After the warranty period expiry, service work will be carried out on an hourly basis at the ruling rates at the time. Goods returned to our factory for service or repair must be sent with a delivery docket, a report detailing the nature of the fault and a relevant person to contact. Any costs incurred in the way of delivery charges will be met by the client.
The Company may at any time sub-contract the manufacture or supply of any goods or services to be supplied to the purchaser.
The Company accepts no responsibility for any patent infringements or any claims for payment of royalties for goods suppled to the purchaser, such goods having been designed to the purchaser's general specification. Goods are supplied under the understanding that any relevant permits or licences have been obtained by the purchaser.

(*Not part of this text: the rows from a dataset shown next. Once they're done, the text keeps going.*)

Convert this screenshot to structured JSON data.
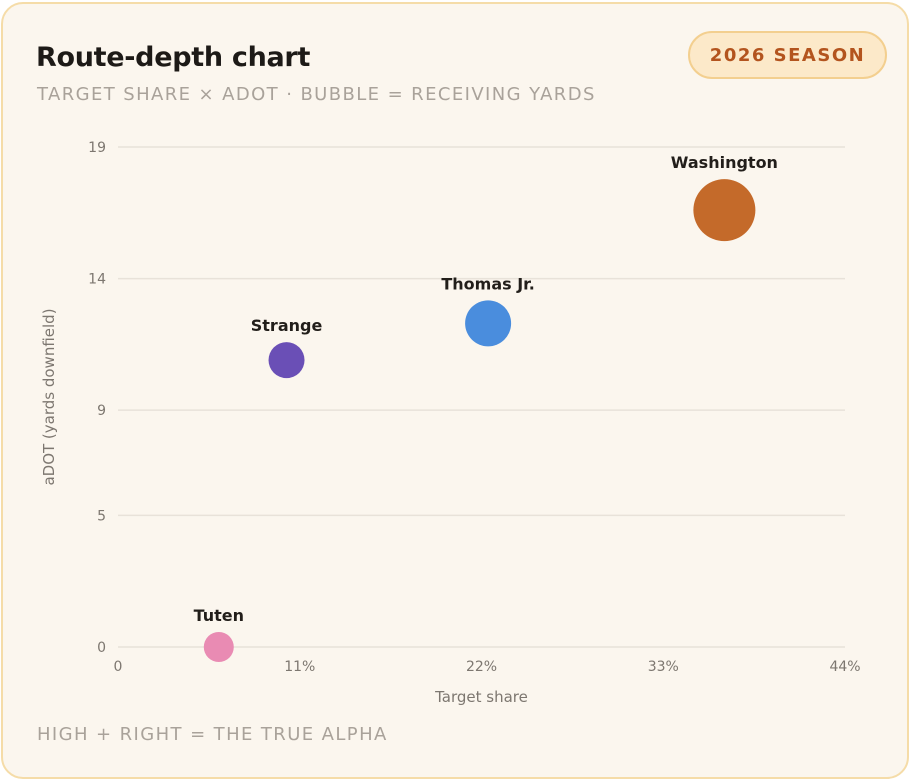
{
  "header": {
    "title": "Route-depth chart",
    "subtitle": "TARGET SHARE × ADOT · BUBBLE = RECEIVING YARDS",
    "badge": "2026 SEASON"
  },
  "footer": {
    "note": "HIGH + RIGHT = THE TRUE ALPHA"
  },
  "colors": {
    "card_bg": "#fbf6ee",
    "card_border": "#f5dca8",
    "badge_text": "#b3541e",
    "grid": "#e8e2d9"
  },
  "chart_data": {
    "type": "scatter",
    "xlabel": "Target share",
    "ylabel": "aDOT (yards downfield)",
    "xlim": [
      0,
      44
    ],
    "ylim": [
      0,
      19
    ],
    "xticks": [
      {
        "value": 0,
        "label": "0"
      },
      {
        "value": 11,
        "label": "11%"
      },
      {
        "value": 22,
        "label": "22%"
      },
      {
        "value": 33,
        "label": "33%"
      },
      {
        "value": 44,
        "label": "44%"
      }
    ],
    "yticks": [
      {
        "value": 0,
        "label": "0"
      },
      {
        "value": 5,
        "label": "5"
      },
      {
        "value": 9,
        "label": "9"
      },
      {
        "value": 14,
        "label": "14"
      },
      {
        "value": 19,
        "label": "19"
      }
    ],
    "grid": "horizontal",
    "points": [
      {
        "label": "Tuten",
        "x": 6.1,
        "y": 0.0,
        "size_rank": 1,
        "color": "#e98bb3"
      },
      {
        "label": "Strange",
        "x": 10.2,
        "y": 10.9,
        "size_rank": 2,
        "color": "#6a4fb6"
      },
      {
        "label": "Thomas Jr.",
        "x": 22.4,
        "y": 12.3,
        "size_rank": 3,
        "color": "#4a8ddd"
      },
      {
        "label": "Washington",
        "x": 36.7,
        "y": 16.6,
        "size_rank": 4,
        "color": "#c46a2a"
      }
    ]
  }
}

Without limiting any other rights the company may have, if;
• The Buyer fails to pay any amount owing to the company when it is due;
• Any step is taken to enter into any arrangement between the buyer and its creditors;
• The Buyer ceases to be able to pay its debts as and when they become due or to carry on business; or
• Any step is taken to appoint a receiver, receiver and manager, trustee in bankruptcy, liquidator, provisional liquidator or like person of the whole or part of the Buyer's assets or business.
The company may:
• Require the Buyer to pay immediately all amounts invoiced but not yet paid by the company;
• Require the Buyer to pay in advance of or on delivery; or
• Suspend or cease supplying goods to the Buyer, whether or not the buyer has ordered goods that have not yet been supplied.

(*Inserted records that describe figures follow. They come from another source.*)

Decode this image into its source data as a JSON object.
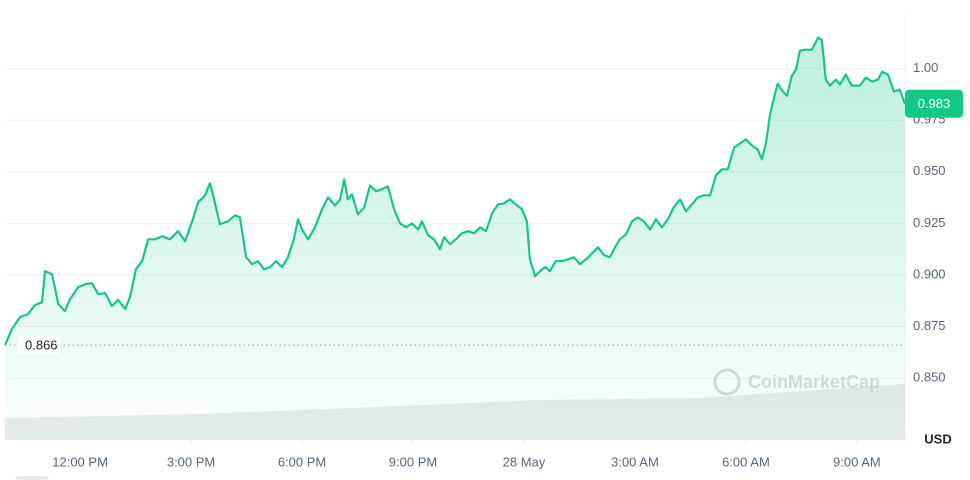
{
  "chart_data": {
    "type": "area",
    "currency": "USD",
    "watermark": "CoinMarketCap",
    "color": "#16c784",
    "reference": 0.866,
    "xlim": [
      9.97,
      34.3
    ],
    "xticks": [
      {
        "value": 12,
        "label": "12:00 PM"
      },
      {
        "value": 15,
        "label": "3:00 PM"
      },
      {
        "value": 18,
        "label": "6:00 PM"
      },
      {
        "value": 21,
        "label": "9:00 PM"
      },
      {
        "value": 24,
        "label": "28 May"
      },
      {
        "value": 27,
        "label": "3:00 AM"
      },
      {
        "value": 30,
        "label": "6:00 AM"
      },
      {
        "value": 33,
        "label": "9:00 AM"
      }
    ],
    "ylim": [
      0.82,
      1.026
    ],
    "yticks": [
      {
        "value": 0.85,
        "label": "0.850"
      },
      0.875,
      {
        "value": 0.9,
        "label": "0.900"
      },
      0.925,
      {
        "value": 0.95,
        "label": "0.950"
      },
      0.975,
      {
        "value": 1,
        "label": "1.00"
      }
    ],
    "grid": true,
    "x": [
      9.97,
      10.16,
      10.38,
      10.59,
      10.78,
      10.97,
      11.05,
      11.24,
      11.41,
      11.59,
      11.73,
      11.95,
      12.14,
      12.32,
      12.49,
      12.68,
      12.86,
      13.03,
      13.22,
      13.35,
      13.51,
      13.68,
      13.84,
      14.03,
      14.22,
      14.43,
      14.65,
      14.84,
      15.03,
      15.19,
      15.38,
      15.51,
      15.59,
      15.78,
      16.0,
      16.19,
      16.32,
      16.49,
      16.65,
      16.81,
      16.97,
      17.14,
      17.3,
      17.46,
      17.62,
      17.78,
      17.89,
      18.0,
      18.16,
      18.35,
      18.54,
      18.7,
      18.89,
      19.03,
      19.14,
      19.24,
      19.35,
      19.51,
      19.68,
      19.84,
      20.0,
      20.16,
      20.32,
      20.49,
      20.65,
      20.81,
      20.97,
      21.14,
      21.24,
      21.41,
      21.57,
      21.73,
      21.84,
      22.0,
      22.16,
      22.32,
      22.49,
      22.65,
      22.81,
      22.97,
      23.14,
      23.3,
      23.46,
      23.62,
      23.78,
      23.95,
      24.08,
      24.16,
      24.3,
      24.43,
      24.57,
      24.7,
      24.86,
      25.03,
      25.19,
      25.35,
      25.51,
      25.68,
      25.84,
      26.0,
      26.16,
      26.32,
      26.46,
      26.59,
      26.76,
      26.92,
      27.08,
      27.24,
      27.41,
      27.57,
      27.73,
      27.89,
      28.05,
      28.22,
      28.38,
      28.54,
      28.7,
      28.86,
      29.03,
      29.19,
      29.35,
      29.51,
      29.68,
      29.84,
      30.0,
      30.16,
      30.32,
      30.43,
      30.54,
      30.65,
      30.78,
      30.86,
      31.0,
      31.11,
      31.24,
      31.35,
      31.46,
      31.62,
      31.78,
      31.95,
      32.05,
      32.16,
      32.27,
      32.43,
      32.54,
      32.7,
      32.86,
      33.08,
      33.24,
      33.41,
      33.57,
      33.68,
      33.84,
      34.0,
      34.16,
      34.3
    ],
    "values": [
      0.866,
      0.8738,
      0.8796,
      0.881,
      0.8854,
      0.8868,
      0.9018,
      0.9004,
      0.8859,
      0.8825,
      0.8883,
      0.8941,
      0.8955,
      0.896,
      0.8907,
      0.8912,
      0.8849,
      0.8878,
      0.8835,
      0.8893,
      0.9028,
      0.9067,
      0.9173,
      0.9173,
      0.9188,
      0.9173,
      0.9212,
      0.9163,
      0.926,
      0.9352,
      0.9386,
      0.9444,
      0.9391,
      0.9246,
      0.926,
      0.9289,
      0.9279,
      0.9086,
      0.9052,
      0.9067,
      0.9028,
      0.9038,
      0.9067,
      0.9038,
      0.9086,
      0.9173,
      0.927,
      0.9221,
      0.9173,
      0.9231,
      0.9318,
      0.9376,
      0.9337,
      0.9366,
      0.9463,
      0.9366,
      0.9391,
      0.9294,
      0.9328,
      0.9434,
      0.9405,
      0.9415,
      0.9429,
      0.9318,
      0.925,
      0.9231,
      0.925,
      0.9221,
      0.926,
      0.9192,
      0.9173,
      0.9125,
      0.9183,
      0.9149,
      0.9173,
      0.9202,
      0.9212,
      0.9202,
      0.9231,
      0.9212,
      0.9299,
      0.9342,
      0.9347,
      0.9366,
      0.9342,
      0.9318,
      0.926,
      0.9076,
      0.8994,
      0.9018,
      0.9038,
      0.9018,
      0.9067,
      0.9067,
      0.9076,
      0.9086,
      0.9052,
      0.9076,
      0.9105,
      0.9134,
      0.9096,
      0.9086,
      0.9134,
      0.9173,
      0.9197,
      0.926,
      0.9279,
      0.926,
      0.9221,
      0.927,
      0.9231,
      0.927,
      0.9328,
      0.9366,
      0.9308,
      0.9342,
      0.9376,
      0.9386,
      0.9386,
      0.9483,
      0.9512,
      0.9512,
      0.9618,
      0.9637,
      0.9657,
      0.9628,
      0.9608,
      0.956,
      0.9637,
      0.9778,
      0.9874,
      0.9927,
      0.9889,
      0.9869,
      0.9966,
      0.9995,
      1.0087,
      1.0092,
      1.0092,
      1.015,
      1.014,
      0.9947,
      0.9918,
      0.9947,
      0.9923,
      0.9971,
      0.9918,
      0.9918,
      0.9956,
      0.9937,
      0.9947,
      0.9985,
      0.9971,
      0.9889,
      0.9898,
      0.983
    ]
  }
}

. Risk in goods passed to the Buyer on the Delivery.
a. Despite delivery or the passing of risk, ownership of goods remains with the company until the company has received full payment for the goods.
b. The Buyer has the right to re-sell the goods. The sale must be made in the ordinary course of the Buyer's business.
c. The company shall at all times be entitled to enter any premises believed to be occupied by the Buyer and recover any goods sold at any time by the company to the Buyer to which title has not yet passed.